Dans la cité des morts
Assis, j'ai médité sur les oeuvres de l'homme et ai conclu qu'elles n'étaient que peine pour la plupart. Je tentai de ne pas penser à ce que façonnent les descendants d'Adam et tournai mon regard en direction des champs où trône la gloire de dieu. Je vis alors, en plein milieu, un cimetière avec des tombes de marbre entourées de cyprès.
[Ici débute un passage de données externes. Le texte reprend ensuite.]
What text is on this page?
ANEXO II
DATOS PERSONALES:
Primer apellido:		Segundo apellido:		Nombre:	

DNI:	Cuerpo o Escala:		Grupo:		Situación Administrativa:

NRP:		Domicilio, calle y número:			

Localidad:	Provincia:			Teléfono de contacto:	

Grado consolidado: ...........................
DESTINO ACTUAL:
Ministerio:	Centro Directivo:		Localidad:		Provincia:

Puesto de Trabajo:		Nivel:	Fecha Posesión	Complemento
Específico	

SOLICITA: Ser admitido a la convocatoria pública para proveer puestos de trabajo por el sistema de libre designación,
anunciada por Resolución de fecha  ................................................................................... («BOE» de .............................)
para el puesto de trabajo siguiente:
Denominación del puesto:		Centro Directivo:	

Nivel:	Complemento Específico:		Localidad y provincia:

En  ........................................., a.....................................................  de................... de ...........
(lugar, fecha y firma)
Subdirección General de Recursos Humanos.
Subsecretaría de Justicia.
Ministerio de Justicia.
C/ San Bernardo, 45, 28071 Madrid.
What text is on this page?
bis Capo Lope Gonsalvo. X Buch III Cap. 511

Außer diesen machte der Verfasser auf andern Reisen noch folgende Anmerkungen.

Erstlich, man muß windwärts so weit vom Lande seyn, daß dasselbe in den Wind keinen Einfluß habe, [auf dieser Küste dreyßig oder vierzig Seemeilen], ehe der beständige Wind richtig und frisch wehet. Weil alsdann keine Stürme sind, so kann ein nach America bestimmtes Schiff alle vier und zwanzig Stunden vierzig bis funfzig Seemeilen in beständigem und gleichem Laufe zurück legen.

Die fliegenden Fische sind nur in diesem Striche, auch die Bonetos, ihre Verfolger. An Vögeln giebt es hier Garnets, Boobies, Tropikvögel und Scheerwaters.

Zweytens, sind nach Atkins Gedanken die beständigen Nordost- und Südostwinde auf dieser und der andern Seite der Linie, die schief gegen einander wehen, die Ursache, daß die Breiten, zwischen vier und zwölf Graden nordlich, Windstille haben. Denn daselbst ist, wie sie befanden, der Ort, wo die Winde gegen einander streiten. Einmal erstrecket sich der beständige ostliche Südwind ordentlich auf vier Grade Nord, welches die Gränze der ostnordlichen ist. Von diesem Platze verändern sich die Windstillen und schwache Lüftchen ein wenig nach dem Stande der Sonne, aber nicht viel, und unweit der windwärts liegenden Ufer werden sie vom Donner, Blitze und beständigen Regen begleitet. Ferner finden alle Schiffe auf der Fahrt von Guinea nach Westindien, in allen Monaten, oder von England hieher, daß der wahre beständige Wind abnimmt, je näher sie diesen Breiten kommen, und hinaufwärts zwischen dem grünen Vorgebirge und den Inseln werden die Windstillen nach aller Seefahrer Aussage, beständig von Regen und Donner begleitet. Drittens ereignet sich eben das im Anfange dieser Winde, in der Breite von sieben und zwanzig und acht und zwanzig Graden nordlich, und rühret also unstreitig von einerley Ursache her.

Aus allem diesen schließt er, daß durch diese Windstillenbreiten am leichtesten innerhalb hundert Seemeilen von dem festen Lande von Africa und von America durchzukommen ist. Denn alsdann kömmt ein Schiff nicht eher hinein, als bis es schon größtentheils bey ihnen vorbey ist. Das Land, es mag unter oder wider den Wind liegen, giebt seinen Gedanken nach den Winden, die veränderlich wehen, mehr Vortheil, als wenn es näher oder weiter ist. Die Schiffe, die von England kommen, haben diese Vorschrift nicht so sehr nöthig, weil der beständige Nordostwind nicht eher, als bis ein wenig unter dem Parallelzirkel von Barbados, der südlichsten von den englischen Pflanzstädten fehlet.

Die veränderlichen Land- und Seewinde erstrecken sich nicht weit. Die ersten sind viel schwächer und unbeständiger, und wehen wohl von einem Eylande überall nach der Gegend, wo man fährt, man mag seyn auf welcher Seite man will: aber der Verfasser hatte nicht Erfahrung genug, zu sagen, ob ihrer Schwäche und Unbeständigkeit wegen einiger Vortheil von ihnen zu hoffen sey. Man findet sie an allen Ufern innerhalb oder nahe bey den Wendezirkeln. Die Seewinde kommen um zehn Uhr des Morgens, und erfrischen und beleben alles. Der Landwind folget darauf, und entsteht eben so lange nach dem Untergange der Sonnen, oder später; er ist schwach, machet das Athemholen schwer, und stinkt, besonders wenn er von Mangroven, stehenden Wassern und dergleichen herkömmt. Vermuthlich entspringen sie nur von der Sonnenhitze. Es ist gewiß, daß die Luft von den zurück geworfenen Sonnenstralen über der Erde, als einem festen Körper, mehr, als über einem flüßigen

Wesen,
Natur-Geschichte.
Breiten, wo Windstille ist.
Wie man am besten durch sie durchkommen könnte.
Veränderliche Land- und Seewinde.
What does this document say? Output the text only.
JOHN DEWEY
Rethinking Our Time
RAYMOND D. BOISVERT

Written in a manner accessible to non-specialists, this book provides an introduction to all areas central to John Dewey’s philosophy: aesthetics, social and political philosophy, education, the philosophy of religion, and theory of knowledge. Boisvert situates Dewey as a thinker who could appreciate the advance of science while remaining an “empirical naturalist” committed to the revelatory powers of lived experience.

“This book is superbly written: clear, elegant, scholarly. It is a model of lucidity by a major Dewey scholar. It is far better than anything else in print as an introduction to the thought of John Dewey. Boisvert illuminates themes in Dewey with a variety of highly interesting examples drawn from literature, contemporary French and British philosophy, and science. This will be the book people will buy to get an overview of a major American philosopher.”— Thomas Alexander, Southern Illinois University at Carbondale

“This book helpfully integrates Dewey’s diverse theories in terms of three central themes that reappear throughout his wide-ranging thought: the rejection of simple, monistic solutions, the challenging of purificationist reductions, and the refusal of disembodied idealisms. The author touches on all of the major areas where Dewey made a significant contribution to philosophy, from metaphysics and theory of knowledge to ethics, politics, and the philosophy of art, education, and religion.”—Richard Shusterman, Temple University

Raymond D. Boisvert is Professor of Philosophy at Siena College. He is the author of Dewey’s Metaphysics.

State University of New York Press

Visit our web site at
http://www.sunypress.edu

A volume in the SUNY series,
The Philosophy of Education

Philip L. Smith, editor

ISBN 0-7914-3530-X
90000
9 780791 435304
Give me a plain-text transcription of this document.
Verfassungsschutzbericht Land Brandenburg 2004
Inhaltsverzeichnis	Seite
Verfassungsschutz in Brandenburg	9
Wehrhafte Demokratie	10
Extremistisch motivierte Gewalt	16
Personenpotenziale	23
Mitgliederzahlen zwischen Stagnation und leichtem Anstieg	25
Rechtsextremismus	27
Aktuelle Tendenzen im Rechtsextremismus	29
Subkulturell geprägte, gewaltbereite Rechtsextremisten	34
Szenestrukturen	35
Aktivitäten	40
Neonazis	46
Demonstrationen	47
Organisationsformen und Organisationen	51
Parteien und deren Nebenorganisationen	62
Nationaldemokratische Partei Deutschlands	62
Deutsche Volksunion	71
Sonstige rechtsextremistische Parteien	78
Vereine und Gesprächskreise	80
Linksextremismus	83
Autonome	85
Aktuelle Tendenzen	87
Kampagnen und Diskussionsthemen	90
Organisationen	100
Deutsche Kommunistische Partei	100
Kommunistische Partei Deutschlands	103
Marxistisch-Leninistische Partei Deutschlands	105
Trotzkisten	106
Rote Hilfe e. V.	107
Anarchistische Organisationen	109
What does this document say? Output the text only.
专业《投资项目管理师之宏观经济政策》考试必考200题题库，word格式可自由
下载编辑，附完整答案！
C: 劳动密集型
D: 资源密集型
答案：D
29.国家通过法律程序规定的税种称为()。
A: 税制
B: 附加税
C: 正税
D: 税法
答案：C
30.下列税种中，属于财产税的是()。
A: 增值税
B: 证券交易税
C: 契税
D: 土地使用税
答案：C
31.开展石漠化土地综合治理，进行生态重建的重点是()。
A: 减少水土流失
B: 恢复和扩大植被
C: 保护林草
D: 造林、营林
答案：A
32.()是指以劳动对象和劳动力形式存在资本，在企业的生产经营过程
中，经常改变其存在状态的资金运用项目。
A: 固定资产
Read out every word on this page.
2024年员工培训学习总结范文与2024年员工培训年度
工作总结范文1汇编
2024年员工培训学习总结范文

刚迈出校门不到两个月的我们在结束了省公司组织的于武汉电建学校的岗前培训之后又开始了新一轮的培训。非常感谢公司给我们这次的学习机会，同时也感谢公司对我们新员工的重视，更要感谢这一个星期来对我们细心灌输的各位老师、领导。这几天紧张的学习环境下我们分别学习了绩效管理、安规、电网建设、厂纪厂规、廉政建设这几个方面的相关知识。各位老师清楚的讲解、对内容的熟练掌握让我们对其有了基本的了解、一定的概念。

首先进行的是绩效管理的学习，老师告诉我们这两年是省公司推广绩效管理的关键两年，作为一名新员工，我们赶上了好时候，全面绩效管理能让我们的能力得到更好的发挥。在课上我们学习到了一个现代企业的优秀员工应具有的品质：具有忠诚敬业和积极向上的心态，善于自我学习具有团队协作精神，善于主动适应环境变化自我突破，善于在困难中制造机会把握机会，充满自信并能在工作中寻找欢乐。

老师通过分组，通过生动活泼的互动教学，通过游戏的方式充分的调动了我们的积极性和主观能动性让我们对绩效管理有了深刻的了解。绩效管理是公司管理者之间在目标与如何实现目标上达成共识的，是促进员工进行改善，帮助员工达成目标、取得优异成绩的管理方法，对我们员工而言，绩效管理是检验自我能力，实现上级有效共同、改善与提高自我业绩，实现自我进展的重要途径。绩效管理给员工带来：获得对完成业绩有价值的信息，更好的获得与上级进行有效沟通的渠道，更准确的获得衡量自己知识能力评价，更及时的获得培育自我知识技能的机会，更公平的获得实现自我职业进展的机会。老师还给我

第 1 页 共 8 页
Là, entre la cité des vivants et la cité des morts, j'étais assis, pensant au combat permanent et au mouvement perpétuel de la première, et à la quiétude dominante et au calme stable de la seconde. D'un côté, il y avait espoir et désespoir, amour et haine, richese et misère, croyance et reniement, et, de l'autre, il y avait du limon dans une terre que a nature retourne, sens dessus dessous, y faisant naître des plantes puis des animaux. Et tout se passe dans la quiétude de la nuit.
Tandis que je me livrais aux effets de ces méditations, mon regard fut attiré par une foule considérable qui marchait lentement, précédée de musiciens qui emplissaient l'air d'accents funèbres. C'était un cortège qui mêlait le faste à la grandeur et harmonisait la diversité des gens. C'étaient les funérailles d'un homme riche et influent. C'étaient les restes d'un mort que suivaient les vivants en pleurant, se lamentant et poussant des cris et des gémissements.
Lorsque le cortège parvint à la sépulture, les prêtres se rassemblèrent pour prier et brûler de l'encens. Les musiciens ne jouèrent plus que de la trompette. Puis les orateurs et les poètes se succédèrent pour réciter leurs oraisons chargées de préciosités. Tout cela traînait en longueur avec une redondance ennuyeuse. Peu après l'assemblée se dispersa, laissant paraître un mausolée pour la réalisation duquel fossoyeurs et sculpteurs s'étaient concurrencés et qui était entouré de couronnes de fleurs tressées avec raffinement.
A ce moment, je vis deux hommes, transportant un cercueil en bois. Ils étaient suivis d'une femme vêtue de haillons, tenant un nourrisson dans ses bras et accompagnée d'un chien qui jetait ses regards tantôt vers elle, tantôt vers le cercueil. Derrière sa dépouille, l'épouse versait des larmes de désolation, témoignant de la tristesse et de la mélancolie.
Ils arrivèrent au cimetière et déposèrent le cercueil dans une fosse, en un lieu éloigné de celui où se trouvent les tombeaux en marbre. Alors que le chien se retournait de temps à autre vers la dernière halte de son maître, ils s'en revinrent dans un silence poignant jusqu'à disparaître de mon regard, derrière les arbres.
Je me tournai alors vers la cité des vivants et je me dis: "Celle-là est la cité des riches et des influents". Puis je me retournai vers la cité des morts et je me dis: "Celle-ci est aussi la cité des riches et des influents. Où donc, Seigneur, est la patrie des pauvres et des misérables?"
Les nuages s'amoncelaient dans le ciel, alors que les rayons du soleil, tels des fils d'or, les nimbaient. Une voix émanant du plus profond de mon être semblait me répondre: "Là-haut!"